You’re given dataset of professional Dota players and their most frequent 10 heroes. The data also includes details about the heros (Kind of Hero (nuker, initiator and so on), their base attack, strength, movement speed). Here both train and test dataset is divided into two dataset(train9.csv & train1.csv and test9.csv & test1.csv).

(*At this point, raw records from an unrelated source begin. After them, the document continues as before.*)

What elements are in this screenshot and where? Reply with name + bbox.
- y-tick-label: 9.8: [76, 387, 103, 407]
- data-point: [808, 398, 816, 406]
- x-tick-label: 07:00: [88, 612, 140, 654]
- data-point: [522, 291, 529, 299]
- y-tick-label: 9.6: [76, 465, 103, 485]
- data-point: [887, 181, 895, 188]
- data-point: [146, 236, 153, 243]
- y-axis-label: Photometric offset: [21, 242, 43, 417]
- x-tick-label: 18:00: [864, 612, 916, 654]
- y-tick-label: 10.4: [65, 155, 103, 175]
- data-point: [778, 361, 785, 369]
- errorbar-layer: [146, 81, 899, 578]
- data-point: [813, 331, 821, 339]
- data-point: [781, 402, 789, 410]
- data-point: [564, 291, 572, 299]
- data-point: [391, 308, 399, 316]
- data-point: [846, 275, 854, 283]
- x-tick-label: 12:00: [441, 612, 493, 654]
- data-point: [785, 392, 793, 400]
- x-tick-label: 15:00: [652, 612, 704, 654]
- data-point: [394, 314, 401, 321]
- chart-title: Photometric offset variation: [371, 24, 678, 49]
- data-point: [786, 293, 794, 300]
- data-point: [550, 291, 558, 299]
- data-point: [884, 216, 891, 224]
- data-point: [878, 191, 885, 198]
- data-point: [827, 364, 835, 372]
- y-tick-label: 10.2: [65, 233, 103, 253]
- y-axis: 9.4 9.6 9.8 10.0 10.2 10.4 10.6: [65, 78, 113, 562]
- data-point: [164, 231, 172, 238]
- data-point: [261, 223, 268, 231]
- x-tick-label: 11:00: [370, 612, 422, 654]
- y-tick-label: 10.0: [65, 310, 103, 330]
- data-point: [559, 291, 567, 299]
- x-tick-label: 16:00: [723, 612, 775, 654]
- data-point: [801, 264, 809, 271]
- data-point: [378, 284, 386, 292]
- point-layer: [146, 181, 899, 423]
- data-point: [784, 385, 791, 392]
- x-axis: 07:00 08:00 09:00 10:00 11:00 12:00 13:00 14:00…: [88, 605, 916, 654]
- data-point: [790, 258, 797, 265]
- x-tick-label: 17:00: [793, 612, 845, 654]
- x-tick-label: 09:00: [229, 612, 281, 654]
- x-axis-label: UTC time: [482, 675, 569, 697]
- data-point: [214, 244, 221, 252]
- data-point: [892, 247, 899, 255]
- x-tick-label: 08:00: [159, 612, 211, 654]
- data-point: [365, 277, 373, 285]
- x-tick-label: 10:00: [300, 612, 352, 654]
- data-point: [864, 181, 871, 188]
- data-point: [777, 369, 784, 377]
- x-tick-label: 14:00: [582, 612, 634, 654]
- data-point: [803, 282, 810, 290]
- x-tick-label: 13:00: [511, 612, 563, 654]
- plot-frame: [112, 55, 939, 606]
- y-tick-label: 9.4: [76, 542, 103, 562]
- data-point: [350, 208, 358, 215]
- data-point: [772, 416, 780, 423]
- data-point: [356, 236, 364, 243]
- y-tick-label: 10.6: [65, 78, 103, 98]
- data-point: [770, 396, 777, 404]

train9.csv and train1.csv contain the user performance for their most frequent 9 heroes and 10th hero respectively. Both train9.csv and train1.csv have below fields.
Feature |
Description |
user_id |
The id of the user |
hero_id |
The id of the hero the player played with |
id |
Unique id |
num_games |
The number of games the player played with that hero |
num_wins |
Number of games the player won with this particular hero |
kda_ratio (target) |
((Kills + Assists)*1000/Deaths) Ratio: where kill, assists and deaths are average values per match for that hero |
test9.csv contain the different set of user (different from training set) performance for their most frequent 9 heroes. test9.csv has similar fields as train9.csv. Now, the aim is to predict the performance (kda_ratio) of the same set of users (test users) with the 10th hero which is test1.csv.
Feature |
Description |
user_id |
The id of the user |
hero_id |
The id of the hero (of which the kda_ratio has to be predicted) |
id |
Unique id |
num_games |
The total number of games the player played with this hero |
We also have "hero_data.csv" which contains information about heros.
Feature |
Description |
hero_id |
Id of the hero |
primary_attr |
A string denoting what the primary attribute of the hero is (int- initiator, agi- agility, str- strength and so on) |
attack_type |
String, :”Melee“ or “Ranged” |
roles |
An array of strings which have roles of heroes (eg Support, Disabler, Nuker, etc.) |
base_health |
The basic health the hero starts with |
base_health_regen,base_mana,base_mana_regen, base_armor,base_magic_restistance, base_attack_min,base_attack_max,base_strength, base_agility,base_intelligence,strength_gain,agility_gain,intelligence_gain, attack_range,projectile_speed,attack_rate,move_speed,turn_rate |
These are the basic stats the heroes start with (some remain same throughout the game) |
The predictions will be evaluated on RMSE.
The public private split is 40:60